= Cardabia =

Pastoral lease in Western Australia

Cardabia Station, commonly referred to as Carbabia, is a pastoral lease that operates as a cattle station in the Gascoyne region of Western Australia.

It is situated about 6 km north east of Coral Bay and 133 km south of Exmouth. Warroora Station is on Carbadia's southern boundary.

Cardabia is currently owned by the Indigenous Land Corporation, who acquired the 2000 km2 property in 1997. The Indigenous Land Corporation divested to the Baiyangu Aboriginal Corporation in 1998; the latter operate the property, including providing training opportunities to the traditional owners of the area.

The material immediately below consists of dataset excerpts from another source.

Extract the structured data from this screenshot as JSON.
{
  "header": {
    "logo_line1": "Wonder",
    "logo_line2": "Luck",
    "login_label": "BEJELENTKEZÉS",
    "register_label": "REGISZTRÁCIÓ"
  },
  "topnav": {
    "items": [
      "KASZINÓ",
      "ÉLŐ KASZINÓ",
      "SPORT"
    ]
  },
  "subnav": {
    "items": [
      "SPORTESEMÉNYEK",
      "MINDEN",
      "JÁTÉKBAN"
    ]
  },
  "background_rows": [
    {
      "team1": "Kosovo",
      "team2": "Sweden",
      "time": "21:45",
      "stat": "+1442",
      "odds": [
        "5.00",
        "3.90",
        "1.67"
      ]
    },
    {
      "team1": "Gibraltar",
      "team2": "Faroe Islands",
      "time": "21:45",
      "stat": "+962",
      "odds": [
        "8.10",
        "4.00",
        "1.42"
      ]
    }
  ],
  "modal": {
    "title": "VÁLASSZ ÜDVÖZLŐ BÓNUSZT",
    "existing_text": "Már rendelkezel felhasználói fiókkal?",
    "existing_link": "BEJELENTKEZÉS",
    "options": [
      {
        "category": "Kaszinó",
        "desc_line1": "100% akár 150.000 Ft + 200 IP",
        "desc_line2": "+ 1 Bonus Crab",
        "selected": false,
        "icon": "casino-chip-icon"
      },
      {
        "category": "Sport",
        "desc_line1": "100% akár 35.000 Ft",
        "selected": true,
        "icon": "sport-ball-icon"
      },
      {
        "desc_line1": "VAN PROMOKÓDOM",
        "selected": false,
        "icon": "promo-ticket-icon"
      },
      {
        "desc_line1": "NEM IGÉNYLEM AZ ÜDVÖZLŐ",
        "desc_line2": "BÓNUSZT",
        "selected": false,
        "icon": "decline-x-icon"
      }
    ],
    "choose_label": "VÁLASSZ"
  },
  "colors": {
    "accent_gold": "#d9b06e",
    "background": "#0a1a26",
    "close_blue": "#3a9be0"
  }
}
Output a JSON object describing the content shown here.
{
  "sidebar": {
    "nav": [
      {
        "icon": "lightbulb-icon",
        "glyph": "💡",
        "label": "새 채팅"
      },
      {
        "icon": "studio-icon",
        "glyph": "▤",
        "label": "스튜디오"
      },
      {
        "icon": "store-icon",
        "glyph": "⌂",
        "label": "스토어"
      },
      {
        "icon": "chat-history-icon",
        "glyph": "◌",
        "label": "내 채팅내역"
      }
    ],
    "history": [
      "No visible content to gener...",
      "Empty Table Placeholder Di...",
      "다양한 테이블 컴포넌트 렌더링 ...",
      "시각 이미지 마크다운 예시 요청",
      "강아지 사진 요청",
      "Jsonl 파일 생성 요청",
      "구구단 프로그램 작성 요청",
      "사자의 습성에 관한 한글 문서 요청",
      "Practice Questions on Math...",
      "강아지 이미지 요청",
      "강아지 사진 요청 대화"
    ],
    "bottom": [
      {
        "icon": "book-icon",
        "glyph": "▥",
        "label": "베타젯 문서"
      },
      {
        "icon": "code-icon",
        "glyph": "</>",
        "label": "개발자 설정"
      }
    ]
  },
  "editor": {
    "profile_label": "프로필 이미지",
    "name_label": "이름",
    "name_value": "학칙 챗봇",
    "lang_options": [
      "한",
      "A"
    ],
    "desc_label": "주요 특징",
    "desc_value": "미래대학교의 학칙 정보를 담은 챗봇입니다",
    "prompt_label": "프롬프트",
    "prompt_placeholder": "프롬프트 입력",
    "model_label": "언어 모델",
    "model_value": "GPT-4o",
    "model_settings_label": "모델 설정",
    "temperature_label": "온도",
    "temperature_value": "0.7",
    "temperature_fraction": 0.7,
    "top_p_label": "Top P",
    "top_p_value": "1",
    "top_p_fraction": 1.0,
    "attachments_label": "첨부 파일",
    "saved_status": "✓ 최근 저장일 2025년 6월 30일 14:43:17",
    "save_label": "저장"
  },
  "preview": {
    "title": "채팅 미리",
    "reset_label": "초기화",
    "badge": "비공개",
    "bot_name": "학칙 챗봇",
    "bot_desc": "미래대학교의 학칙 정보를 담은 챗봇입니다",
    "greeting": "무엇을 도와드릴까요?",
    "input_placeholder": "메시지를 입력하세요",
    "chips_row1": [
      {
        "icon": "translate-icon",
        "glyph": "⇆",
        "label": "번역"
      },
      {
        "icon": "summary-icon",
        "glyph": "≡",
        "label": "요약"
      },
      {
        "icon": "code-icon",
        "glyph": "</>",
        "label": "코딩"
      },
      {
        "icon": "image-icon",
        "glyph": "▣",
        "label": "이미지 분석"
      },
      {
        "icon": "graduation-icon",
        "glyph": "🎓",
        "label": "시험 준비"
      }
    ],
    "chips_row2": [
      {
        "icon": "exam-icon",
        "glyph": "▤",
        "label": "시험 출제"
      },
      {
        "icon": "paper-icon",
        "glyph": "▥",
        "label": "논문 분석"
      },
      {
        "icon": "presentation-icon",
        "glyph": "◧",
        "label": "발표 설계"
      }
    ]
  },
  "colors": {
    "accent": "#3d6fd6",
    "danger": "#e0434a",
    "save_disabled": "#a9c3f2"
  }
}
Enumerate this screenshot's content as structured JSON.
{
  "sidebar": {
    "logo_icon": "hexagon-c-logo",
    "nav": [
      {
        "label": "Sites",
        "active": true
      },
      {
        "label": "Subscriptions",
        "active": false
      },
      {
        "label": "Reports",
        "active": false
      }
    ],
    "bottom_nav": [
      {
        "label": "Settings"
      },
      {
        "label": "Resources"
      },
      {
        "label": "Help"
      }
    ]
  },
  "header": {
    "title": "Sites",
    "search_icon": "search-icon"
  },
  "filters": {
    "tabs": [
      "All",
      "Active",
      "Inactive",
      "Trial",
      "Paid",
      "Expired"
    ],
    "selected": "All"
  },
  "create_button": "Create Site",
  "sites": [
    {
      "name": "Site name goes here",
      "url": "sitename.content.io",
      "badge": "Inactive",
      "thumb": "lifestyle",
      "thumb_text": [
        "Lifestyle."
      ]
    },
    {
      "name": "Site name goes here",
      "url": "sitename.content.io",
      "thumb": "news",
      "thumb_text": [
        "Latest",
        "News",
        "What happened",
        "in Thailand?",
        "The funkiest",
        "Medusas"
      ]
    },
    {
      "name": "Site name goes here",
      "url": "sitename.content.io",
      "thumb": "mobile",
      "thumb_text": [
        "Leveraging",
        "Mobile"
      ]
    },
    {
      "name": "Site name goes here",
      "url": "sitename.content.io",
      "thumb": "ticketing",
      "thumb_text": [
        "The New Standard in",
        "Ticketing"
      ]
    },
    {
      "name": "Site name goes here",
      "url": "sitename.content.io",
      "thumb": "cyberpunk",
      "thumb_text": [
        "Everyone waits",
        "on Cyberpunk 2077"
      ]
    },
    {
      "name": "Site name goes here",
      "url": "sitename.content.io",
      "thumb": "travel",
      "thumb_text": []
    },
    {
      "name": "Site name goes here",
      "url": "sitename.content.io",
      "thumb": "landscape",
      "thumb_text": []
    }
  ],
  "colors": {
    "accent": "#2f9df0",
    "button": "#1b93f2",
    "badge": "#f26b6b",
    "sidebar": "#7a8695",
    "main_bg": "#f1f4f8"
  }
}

The earliest recorded lease in the area was for 20000 acre, taken up by the Quailborough Squatting Company on New Year's Day in 1880.

The Cardabia and Lyndon runs, with a total area of 428000 acre, were put up for sale in 1884; both were unstocked at the time.

By 1913 approximately 16,000 sheep were shorn, producing 330 bales of wool.

The area was struck by drought, with only 2 in of rain falling through a 13-month period from mid-1918 to late 1919.

In 2015 the station owners had to renegotiate the lease agreement with the state government, including having the government excise sections of pastoral land along the world-heritage listed Ningaloo Coast from the property, for conservation and tourism ventures.